The code in my main.py looks like this:

def generate_query_descriptors(query_video_ids) -> np.ndarray:
    # Initialize return values
    video_ids = []
    timestamps = []
    descriptors = []

    # Generate descriptors for each video

    for i in tqdm.tqdm(range(query_video_ids.shape[0])):
        try:
            video_id = query_video_ids[i]
            video_file = f'{QRY_VIDEOS_DIRECTORY}/{video_id}.mp4'  
            start_timestamps, end_timestamps, qry_descriptor = extract_descriptor(video_file)
            descriptors.append(qry_descriptor)

            timestamps.append(np.hstack([start_timestamps, end_timestamps]))
            video_ids.append(video_id)
        except Exception as e:
            print(query_video_ids[i], e)

    descriptors = np.concatenate(descriptors).astype(np.float32)
    timestamps = np.concatenate(timestamps).astype(np.float32)
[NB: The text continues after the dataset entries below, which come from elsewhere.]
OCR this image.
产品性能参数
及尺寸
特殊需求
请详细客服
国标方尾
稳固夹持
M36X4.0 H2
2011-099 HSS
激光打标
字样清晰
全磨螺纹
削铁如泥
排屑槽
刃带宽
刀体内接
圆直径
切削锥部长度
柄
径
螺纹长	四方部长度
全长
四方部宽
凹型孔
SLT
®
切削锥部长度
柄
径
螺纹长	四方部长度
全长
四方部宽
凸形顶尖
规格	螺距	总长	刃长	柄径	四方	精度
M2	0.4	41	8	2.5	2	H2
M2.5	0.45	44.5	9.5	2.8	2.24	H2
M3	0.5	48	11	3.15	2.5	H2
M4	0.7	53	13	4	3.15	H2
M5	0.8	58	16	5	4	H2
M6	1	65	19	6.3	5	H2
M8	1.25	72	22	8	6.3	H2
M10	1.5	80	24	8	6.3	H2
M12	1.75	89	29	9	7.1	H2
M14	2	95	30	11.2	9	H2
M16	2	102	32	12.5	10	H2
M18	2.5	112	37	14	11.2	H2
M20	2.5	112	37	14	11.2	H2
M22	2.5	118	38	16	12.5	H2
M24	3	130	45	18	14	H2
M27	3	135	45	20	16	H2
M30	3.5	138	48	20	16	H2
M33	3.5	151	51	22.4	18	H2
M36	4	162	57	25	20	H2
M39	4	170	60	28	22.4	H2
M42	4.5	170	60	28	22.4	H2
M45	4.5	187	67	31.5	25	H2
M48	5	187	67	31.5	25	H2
    return video_ids, descriptors, timestamps

Where the start and end descriptors come from:

    start_timestamps = np.array(tuple(start_timestamps.values()), dtype=np.float32)
    end_timestamps = np.array(tuple(end_timestamps.values()), dtype=np.float32)

Any hints at what might I be doing wrong?

Thanks! :slight_smile:

Hey @ndujar-

My guess is that np.concatenate is not doing what you want. You might try logging the shape of your arrays to ensure that you get the dimensionality you expect.